Clinical Research Directory

Study to Check the Safety of Fazirsiran and Learn if Fazirsiran Can Help People With Liver Disease and Scarring (Fibrosis) Due to an Abnormal Version of Alpha-1 Antitrypsin Protein

The main aim of this study is to learn if fazirsiran reduces liver scarring (fibrosis) compared to placebo. Other aims are to learn if fazirsiran slows down the disease worsening in the liver, to get information on how fazirsiran affects the body (called pharmacodynamics), to learn if fazirsiran reduces other liver injury (inflammation) and the abnormal Z-AAT protein in the liver, to get information on how the body processes fazirsiran (called pharmacokinetics), to test how well fazirsiran works compared with a placebo in improving measures of liver scarring including imaging and liver biomarkers (substances in the blood that the body normally makes and help show if liver function is improving, staying the same, or getting worse) as well as to check for side effects in participants treated with fazirsiran compared with those who received placebo. Participants will either receive fazirsiran or placebo. Liver biopsies, a way of collecting a small tissue sample from the liver, will be taken twice during this study.
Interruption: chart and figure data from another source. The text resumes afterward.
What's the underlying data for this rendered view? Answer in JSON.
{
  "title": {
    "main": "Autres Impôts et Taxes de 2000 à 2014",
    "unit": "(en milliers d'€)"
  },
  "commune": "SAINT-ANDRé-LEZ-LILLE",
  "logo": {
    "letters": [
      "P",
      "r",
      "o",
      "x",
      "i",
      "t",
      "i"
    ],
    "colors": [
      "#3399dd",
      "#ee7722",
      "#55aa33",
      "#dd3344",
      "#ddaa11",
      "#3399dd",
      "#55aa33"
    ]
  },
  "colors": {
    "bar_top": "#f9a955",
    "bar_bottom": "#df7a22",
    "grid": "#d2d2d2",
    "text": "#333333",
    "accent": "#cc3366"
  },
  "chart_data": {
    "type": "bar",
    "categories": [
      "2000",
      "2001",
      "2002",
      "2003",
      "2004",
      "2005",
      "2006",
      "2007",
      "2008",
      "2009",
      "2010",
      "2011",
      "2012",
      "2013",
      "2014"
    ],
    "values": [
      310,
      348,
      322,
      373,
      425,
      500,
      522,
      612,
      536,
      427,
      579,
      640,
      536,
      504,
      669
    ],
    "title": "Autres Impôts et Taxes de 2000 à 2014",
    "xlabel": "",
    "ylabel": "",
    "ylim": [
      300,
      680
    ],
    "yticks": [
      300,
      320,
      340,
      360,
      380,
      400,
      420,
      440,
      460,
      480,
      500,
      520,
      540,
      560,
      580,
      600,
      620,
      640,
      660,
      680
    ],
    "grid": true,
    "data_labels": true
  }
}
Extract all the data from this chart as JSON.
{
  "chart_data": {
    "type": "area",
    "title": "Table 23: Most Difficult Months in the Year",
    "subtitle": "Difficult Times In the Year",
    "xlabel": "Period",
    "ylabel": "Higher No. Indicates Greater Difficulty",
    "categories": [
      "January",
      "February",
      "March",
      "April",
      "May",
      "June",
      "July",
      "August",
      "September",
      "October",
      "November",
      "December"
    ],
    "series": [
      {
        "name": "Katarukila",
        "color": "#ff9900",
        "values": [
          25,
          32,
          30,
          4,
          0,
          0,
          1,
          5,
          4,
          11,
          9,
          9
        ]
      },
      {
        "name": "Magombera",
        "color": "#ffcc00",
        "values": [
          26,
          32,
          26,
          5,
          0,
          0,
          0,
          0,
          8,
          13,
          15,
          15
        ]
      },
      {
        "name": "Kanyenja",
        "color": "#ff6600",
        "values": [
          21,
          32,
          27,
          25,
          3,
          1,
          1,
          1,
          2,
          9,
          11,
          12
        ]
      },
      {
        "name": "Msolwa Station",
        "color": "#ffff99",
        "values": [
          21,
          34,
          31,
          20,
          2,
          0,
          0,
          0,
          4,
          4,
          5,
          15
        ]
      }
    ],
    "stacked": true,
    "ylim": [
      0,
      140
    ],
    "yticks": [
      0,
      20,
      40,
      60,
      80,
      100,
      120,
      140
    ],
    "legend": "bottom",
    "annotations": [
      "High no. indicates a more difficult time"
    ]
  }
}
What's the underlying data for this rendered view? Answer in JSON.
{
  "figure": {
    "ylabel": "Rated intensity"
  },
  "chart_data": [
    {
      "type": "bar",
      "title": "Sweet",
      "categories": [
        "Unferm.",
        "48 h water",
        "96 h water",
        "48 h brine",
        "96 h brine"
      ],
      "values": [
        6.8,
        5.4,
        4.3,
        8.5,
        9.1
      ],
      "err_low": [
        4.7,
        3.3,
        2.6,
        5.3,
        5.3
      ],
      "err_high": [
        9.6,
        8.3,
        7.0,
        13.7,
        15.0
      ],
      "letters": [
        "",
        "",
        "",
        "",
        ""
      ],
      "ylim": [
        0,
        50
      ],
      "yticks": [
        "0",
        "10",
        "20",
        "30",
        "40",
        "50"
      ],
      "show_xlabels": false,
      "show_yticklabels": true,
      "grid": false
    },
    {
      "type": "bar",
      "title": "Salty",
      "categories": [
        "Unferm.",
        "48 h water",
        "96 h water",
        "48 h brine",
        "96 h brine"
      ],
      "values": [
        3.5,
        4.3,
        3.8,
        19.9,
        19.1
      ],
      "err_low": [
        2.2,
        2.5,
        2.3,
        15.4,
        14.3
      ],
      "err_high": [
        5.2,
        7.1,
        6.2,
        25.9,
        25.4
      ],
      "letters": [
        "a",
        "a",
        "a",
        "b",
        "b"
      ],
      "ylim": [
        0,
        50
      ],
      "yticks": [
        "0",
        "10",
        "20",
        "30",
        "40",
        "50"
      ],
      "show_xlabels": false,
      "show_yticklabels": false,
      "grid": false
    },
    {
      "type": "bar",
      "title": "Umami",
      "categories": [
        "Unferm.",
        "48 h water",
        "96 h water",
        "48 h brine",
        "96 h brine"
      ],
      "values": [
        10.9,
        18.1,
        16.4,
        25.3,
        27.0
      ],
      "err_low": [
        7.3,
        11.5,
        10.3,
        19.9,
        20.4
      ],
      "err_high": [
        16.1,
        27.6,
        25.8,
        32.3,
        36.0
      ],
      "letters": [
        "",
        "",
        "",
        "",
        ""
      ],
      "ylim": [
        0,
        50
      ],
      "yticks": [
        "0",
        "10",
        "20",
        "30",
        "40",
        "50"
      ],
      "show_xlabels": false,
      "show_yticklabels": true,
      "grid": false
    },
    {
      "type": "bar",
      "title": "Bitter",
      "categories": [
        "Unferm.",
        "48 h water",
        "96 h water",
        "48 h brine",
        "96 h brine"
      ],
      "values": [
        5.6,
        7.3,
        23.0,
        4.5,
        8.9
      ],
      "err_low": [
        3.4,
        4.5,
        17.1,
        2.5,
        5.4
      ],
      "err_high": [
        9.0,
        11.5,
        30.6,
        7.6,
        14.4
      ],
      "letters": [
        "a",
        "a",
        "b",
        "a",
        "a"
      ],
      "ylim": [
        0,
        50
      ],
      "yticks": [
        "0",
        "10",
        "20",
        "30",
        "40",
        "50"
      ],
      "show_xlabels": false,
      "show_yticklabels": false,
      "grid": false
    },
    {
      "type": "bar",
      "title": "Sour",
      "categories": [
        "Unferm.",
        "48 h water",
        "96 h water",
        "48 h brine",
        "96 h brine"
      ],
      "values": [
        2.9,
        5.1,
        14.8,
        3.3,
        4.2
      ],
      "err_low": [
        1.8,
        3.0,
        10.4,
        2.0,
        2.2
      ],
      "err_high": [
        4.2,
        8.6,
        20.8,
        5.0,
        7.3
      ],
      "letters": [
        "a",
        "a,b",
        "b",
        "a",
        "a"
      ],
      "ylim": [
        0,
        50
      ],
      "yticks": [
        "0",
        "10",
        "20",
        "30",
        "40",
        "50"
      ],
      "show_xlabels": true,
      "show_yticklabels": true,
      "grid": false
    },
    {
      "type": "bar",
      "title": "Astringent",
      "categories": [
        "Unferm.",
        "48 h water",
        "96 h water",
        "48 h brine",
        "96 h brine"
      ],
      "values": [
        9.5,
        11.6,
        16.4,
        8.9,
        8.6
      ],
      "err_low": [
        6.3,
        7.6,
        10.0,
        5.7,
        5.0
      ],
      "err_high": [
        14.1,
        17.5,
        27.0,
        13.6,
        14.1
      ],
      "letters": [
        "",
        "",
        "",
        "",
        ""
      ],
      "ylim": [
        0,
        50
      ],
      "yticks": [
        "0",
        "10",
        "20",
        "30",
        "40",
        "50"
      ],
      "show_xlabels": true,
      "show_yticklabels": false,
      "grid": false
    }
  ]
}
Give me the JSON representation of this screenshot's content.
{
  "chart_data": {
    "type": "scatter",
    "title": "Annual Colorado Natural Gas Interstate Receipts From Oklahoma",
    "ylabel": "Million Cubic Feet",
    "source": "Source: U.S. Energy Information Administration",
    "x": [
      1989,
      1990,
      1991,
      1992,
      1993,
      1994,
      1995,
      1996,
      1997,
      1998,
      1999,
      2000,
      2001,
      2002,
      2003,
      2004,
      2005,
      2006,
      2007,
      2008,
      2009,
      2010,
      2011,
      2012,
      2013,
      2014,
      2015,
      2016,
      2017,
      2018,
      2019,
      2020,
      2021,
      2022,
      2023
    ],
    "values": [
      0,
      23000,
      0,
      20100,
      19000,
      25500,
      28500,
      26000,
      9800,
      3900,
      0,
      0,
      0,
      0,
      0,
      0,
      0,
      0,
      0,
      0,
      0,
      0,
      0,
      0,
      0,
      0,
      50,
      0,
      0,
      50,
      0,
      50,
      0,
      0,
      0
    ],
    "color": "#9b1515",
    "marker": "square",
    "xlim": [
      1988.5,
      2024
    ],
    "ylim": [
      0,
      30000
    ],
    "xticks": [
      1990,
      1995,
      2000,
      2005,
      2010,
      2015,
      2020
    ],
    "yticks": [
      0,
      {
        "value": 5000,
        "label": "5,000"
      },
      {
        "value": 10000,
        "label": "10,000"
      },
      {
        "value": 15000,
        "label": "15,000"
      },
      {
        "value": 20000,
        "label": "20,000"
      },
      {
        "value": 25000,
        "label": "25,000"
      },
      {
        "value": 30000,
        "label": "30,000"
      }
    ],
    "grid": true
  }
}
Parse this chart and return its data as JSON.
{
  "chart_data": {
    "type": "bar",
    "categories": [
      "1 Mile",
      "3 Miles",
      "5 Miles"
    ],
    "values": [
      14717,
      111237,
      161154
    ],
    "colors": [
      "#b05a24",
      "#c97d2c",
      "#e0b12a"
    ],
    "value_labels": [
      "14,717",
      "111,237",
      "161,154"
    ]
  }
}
Study to Learn About the Safety of Fazirsiran and if it Can Help People With Alpha-1 Antitrypsin Liver Disease With Mild Liver Scarring (Fibrosis)

The liver produces a protein called alpha-1 antitrypsin (AAT). AAT is normally released into the bloodstream. In some people, the liver makes an abnormal version of the AAT protein, called Z-AAT. Making an abnormal version of the AAT protein can result in liver disease as Z-AAT builds up in liver cells, which leads to liver problems such as liver scarring (fibrosis), continuing liver damage (cirrhosis), and eventually end stage liver disease. Fazirsiran is a medicine that reduces the creation of the Z-AAT protein and thus the build-up of this abnormal protein in the liver. People with this type of liver disease who already have mild liver scarring will take part in the study. They will be treated with fazirsiran or a placebo for about 2 years. This study will check the long-term safety of fazirsiran, whether participants tolerate the treatment and if there are any effects on liver scarring. A liver biopsy, a way of collecting a small tissue sample from the liver, will be taken twice during the study.

A Study in Adults to Learn About Inherited Alpha-1 Antitrypsin Deficiency (AATD) and AATD Related Liver Problems

The main aim of this study is to learn about liver problems caused by the lack of alpha-1 antitrypsin (called Alpha-1 Antitrypsin Deficiency or AATD) in adults when not treated (this is called the natural history of a condition) over 5 years. Other aims are to learn what can predict the AATD-liver condition starting and getting better or worse, describe how this condition is currently being diagnosed and watched in normal hospital care, and describe how the AATD also affects and adult's lung function. Data in this study will be collected to include medical history of a participant, including the date AATD was first identified and/or the date on which the first AATD-related liver or lung problems were diagnosed. At study start and then every year until study end, participants will be asked to completed questionnaires (called patient-reported outcomes or PRO).

An Extension Study to Learn About the Long-Term Safety of Fazirsiran and if Fazirsiran Can Help People With Alpha-1 Antitrypsin Liver Disease

The main aim of this study is to learn if fazirsiran is safe during long-term use in people with liver disease caused by the abnormal Z-alpha-1 antitrypsin (Z-AAT) protein. People who have taken part in previous fazirsiran studies (AROAAT2001 \[NCT03945292\] or AROAAT2002 \[NCT03946449\]) can continue to receive fazirsiran every 3 months as long as they participate in this study, the study is ongoing or until health authorities in their country approve fazirsiran to be publicly available. The study may also provide information on whether fazirsiran has a long-term effect in reducing liver fibrosis or slowing down the progression of liver fibrosis in people with liver disease due to the abnormal Z-AAT protein.